Remember the following points to make the best of the introductory offers:

Read the fine print

It is the policy of every company to make the attractive portions of their schemes most prominent leaving out other less attractive details to be read in the fine print. This is a marketing technique employed almost everywhere to keep you focused on the aspects the companies want to and distract attention from the rest. The Credit Card business is no different. Go through the prints thoroughly before accepting any offer or you might be in for a surprise later on.

Calculate Interest Rates and Annual Fees Charged by Low Interest Cards

Doing the math is going to help you assess whether the offer would do you any good. For example, if the introductory APR is 3.99% for a period of six months, the balance transfer fee being 4% with no ceiling, the overall interest is (3.99 + (2 x4)) ie11.99%! Therefore, it would only be pragmatic to transfer balances the rate on which is higher than 11.99%. Use the online credit calculators for this purpose and finally make an informed decision if the benefit is worth your effort.
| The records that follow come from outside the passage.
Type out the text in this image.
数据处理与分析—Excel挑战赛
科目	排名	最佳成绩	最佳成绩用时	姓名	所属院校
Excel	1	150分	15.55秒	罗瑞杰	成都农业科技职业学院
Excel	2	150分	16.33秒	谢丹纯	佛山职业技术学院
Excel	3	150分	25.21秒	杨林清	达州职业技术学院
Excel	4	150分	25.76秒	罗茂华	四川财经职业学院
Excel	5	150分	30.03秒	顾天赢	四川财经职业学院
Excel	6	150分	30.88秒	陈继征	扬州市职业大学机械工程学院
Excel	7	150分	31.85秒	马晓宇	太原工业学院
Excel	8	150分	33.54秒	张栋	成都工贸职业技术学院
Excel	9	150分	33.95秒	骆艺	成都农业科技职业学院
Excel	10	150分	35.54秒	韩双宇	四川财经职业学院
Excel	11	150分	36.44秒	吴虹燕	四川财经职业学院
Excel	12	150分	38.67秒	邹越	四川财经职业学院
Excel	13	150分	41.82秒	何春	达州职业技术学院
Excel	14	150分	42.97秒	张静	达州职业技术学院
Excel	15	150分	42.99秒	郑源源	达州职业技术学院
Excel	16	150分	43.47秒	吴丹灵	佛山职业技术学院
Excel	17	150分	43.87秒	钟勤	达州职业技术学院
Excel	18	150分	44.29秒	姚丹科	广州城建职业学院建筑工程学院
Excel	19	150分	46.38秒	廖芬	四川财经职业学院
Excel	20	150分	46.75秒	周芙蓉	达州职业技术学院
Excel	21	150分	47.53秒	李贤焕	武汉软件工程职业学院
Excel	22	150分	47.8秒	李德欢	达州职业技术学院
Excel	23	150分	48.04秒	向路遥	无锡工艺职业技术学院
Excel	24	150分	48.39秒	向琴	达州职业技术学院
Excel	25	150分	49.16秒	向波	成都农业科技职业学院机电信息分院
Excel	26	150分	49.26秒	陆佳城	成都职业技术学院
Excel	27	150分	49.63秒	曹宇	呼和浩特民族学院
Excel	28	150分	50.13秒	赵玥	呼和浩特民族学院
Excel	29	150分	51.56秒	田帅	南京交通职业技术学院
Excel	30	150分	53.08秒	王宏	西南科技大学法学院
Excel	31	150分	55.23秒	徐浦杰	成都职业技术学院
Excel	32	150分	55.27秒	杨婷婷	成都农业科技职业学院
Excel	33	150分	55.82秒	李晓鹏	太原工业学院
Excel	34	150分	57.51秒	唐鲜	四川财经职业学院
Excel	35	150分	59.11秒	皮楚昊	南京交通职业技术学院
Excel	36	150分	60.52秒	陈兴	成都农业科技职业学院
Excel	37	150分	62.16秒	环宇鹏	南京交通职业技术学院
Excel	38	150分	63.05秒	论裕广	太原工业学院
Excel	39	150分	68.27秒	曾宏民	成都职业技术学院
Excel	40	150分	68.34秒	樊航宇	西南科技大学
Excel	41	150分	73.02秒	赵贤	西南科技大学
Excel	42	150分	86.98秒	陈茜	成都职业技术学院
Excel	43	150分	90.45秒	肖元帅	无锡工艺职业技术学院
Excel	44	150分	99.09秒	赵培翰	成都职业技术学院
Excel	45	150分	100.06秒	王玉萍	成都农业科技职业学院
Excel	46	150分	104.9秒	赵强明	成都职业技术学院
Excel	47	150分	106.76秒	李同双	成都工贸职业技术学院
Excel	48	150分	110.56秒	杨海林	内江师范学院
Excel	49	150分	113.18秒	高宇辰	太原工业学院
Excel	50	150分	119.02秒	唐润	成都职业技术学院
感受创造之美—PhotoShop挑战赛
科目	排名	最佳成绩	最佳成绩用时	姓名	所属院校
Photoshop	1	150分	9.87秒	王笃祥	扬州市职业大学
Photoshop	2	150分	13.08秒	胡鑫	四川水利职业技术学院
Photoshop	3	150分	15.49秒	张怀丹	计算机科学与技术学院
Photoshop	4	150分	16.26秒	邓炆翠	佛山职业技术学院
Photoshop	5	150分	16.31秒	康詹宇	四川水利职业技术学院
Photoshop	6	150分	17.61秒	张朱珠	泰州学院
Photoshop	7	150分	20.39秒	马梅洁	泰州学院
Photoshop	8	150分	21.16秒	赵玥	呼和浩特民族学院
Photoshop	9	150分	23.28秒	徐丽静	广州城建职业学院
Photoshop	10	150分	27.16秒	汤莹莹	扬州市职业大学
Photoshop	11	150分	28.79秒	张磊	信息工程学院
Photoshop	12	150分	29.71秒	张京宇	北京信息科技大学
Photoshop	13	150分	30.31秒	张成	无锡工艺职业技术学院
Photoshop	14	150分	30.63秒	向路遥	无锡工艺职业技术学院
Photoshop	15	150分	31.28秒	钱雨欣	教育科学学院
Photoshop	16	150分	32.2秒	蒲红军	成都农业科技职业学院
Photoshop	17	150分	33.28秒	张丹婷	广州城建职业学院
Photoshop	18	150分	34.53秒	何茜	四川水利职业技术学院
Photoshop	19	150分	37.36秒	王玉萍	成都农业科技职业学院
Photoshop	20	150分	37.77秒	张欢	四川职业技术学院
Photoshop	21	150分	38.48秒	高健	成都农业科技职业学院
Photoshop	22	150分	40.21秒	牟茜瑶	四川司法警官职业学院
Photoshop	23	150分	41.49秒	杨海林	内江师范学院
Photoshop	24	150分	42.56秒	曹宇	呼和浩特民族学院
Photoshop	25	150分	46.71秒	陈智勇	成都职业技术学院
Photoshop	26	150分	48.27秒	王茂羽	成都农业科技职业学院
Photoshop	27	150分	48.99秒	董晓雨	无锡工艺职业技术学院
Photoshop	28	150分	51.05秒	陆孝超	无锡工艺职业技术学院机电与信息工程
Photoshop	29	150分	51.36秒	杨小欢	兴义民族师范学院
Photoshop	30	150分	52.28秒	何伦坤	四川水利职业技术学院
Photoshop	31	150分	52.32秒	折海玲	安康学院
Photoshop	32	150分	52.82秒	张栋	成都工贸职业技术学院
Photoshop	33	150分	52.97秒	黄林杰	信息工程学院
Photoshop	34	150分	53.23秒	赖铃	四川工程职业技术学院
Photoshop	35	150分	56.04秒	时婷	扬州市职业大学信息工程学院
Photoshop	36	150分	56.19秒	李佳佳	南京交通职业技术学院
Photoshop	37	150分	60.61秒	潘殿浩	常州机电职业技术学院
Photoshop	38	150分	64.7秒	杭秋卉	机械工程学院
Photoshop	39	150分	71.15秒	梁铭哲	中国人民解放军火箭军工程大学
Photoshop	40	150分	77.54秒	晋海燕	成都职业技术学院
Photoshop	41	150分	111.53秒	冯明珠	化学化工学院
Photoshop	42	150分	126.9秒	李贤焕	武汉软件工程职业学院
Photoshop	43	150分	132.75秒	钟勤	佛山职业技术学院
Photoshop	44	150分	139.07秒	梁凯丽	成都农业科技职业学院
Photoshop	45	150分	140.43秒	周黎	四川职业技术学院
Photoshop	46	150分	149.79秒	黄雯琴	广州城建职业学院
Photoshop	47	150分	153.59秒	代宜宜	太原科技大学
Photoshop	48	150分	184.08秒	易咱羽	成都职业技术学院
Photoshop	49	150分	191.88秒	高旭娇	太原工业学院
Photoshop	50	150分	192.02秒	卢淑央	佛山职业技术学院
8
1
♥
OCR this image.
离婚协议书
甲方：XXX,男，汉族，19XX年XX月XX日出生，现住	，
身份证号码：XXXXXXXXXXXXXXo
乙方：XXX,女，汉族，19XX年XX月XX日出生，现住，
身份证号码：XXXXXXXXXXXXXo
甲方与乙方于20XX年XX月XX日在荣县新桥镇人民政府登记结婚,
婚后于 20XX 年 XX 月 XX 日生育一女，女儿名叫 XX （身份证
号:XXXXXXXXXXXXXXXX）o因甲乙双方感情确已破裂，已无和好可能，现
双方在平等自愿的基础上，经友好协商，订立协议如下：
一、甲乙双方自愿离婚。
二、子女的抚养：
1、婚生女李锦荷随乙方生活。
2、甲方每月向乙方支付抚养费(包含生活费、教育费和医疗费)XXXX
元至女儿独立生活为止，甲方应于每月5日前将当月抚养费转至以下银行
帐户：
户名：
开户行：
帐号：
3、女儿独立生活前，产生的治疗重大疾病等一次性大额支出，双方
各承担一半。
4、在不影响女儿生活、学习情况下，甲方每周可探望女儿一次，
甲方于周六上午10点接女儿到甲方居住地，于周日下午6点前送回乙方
Compare the Reward and Cash Back Benefits offered by Low Interest Cards

When you see an email with low interest credit card note the balance transfer fee and also the interest rate. Then, make a search online and compare it with other credit cards. There are loads of good credit card deals in the market as the money lending institutions tend to compete with each other over rates. Also keep an eye out for the really good offers like the ones without an expiration date.

They stay valid until the full balance has been cleared. Try and avoid making any balance transfer fee payments even if it is nominal. If you request the banks, sometimes they even do away with or reduce the fee! Otherwise, follow step 2 and decide whether the fee is worth the benefits in terms of interest savings.

Make Your Credit card payments on Time

This is perhaps the most important aspect because if you do not pay up on time, it can have disastrous consequences. Not only will you lose a good credit standing but the low interest rate will hike up to an obscene one even before the introductory period ends. This fact is almost always included in the fine prints so again, be alert.

So ultimately we come to the question as to how the transferring of balances is going to affect your credit history. Some people say it is risk prone because you are leaving many open credit accounts. There are others who do not subscribe to this view. Expert consensus, however, suggests that this activity is not going to badly affect the credit ratings until you overdo it. Do not be wary of the low interest offers; they really come in handy if you use them right.